Papers: 16 Nov 2019 - 22 Nov 2019

Human Studies


2020 Mar

J Neurol



Dysregulation of multisensory processing stands out from an early stage of migraine: a study in pediatric patients.


Messina R, Rocca MA, Colombo B, Valsasina P, Meani A, Falini A, Filippi M
J Neurol. 2020 Mar; 267(3):760-769.
PMID: 31745724.


Resting state (RS) functional connectivity (FC) abnormalities of brain networks involved in pain- and multisensory processing have been disclosed in adult-migraine patients. We explored RS FC of large-scale brain networks in pediatric-migraine patients and their correlation with patients' clinical characteristics. RS functional MRI data was acquired from 13 pediatric-migraine patients and 14 age- and sex-matched controls. Intra- and inter-network RS FC differences between patients and controls were evaluated. Correlations between RS FC abnormalities and patients' clinical characteristics were also assessed. Compared to controls, pediatric-migraine patients had a decreased RS FC of the left parieto-occipital junction of the default mode network (DMN) and left-dorsolateral prefrontal cortex of the executive control network (ECN). They also experienced an increased RS FC of the right frontopolar cortex of the right frontoparietal network (FPN) and the right-middle occipital gyrus of the secondary visual network. A significant stronger connectivity between the ECN and primary visual network and between the right FPN and primary sensorimotor, primary visual and auditory networks were found in migraine patients compared to controls.
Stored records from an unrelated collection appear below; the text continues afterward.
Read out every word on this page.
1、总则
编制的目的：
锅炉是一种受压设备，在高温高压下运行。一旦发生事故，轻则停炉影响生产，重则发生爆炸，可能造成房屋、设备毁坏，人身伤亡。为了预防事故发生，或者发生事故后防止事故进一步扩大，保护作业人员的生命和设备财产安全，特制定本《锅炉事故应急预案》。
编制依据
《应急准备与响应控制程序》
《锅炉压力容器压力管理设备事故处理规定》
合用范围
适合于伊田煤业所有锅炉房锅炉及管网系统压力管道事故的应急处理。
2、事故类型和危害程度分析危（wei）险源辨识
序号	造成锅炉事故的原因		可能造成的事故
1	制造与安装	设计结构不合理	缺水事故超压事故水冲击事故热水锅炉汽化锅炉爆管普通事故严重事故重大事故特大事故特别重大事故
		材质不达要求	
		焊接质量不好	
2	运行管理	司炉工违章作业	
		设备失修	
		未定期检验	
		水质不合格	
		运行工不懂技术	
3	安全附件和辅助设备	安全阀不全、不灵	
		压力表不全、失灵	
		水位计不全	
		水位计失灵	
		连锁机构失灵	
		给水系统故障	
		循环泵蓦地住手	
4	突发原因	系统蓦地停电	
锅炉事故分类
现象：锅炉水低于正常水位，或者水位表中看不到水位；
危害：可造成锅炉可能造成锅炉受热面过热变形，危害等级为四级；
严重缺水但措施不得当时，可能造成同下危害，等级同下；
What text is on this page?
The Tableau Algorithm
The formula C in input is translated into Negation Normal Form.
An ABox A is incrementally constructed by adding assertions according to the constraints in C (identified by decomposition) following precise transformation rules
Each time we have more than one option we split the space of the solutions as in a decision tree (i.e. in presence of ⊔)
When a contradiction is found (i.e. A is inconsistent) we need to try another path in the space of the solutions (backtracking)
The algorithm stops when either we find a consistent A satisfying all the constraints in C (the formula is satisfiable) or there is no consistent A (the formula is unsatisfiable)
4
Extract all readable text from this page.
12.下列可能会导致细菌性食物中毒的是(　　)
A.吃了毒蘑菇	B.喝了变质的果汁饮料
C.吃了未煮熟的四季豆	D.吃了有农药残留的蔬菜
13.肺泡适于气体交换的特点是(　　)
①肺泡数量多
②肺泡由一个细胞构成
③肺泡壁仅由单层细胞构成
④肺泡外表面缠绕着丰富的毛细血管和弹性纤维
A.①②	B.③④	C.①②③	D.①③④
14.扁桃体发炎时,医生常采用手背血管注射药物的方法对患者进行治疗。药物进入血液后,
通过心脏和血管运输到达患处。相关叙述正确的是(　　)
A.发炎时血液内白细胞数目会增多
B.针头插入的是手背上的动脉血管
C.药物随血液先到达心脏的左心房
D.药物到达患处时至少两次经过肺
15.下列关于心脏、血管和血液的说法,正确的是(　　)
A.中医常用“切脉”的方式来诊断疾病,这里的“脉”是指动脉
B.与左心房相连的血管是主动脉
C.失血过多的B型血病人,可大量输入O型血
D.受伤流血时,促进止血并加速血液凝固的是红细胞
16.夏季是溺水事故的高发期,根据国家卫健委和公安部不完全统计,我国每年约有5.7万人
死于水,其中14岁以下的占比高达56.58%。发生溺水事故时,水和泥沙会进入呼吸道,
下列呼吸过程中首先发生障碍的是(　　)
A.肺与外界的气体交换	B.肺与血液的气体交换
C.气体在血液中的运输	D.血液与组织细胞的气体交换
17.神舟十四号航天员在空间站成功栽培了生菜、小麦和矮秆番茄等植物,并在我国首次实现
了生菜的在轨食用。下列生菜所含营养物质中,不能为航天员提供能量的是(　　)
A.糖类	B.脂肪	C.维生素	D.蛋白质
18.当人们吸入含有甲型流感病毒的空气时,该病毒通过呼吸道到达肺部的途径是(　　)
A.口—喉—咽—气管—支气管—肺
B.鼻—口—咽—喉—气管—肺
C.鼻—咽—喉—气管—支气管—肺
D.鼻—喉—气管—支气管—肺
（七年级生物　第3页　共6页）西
A significant weaker connectivity between the DMN and right FPN was revealed in migraineurs compared to controls. No correlation was found between intra- and inter-network RS FC abnormalities and patients' clinical characteristics. Pediatric-migraine patients harbor significant RS FC abnormalities in brain networks involved in multisensory processing and in the cognitive control of pain. An early dysregulation of multisensory processing, including pain, might represent a phenotypic biomarker of the disease.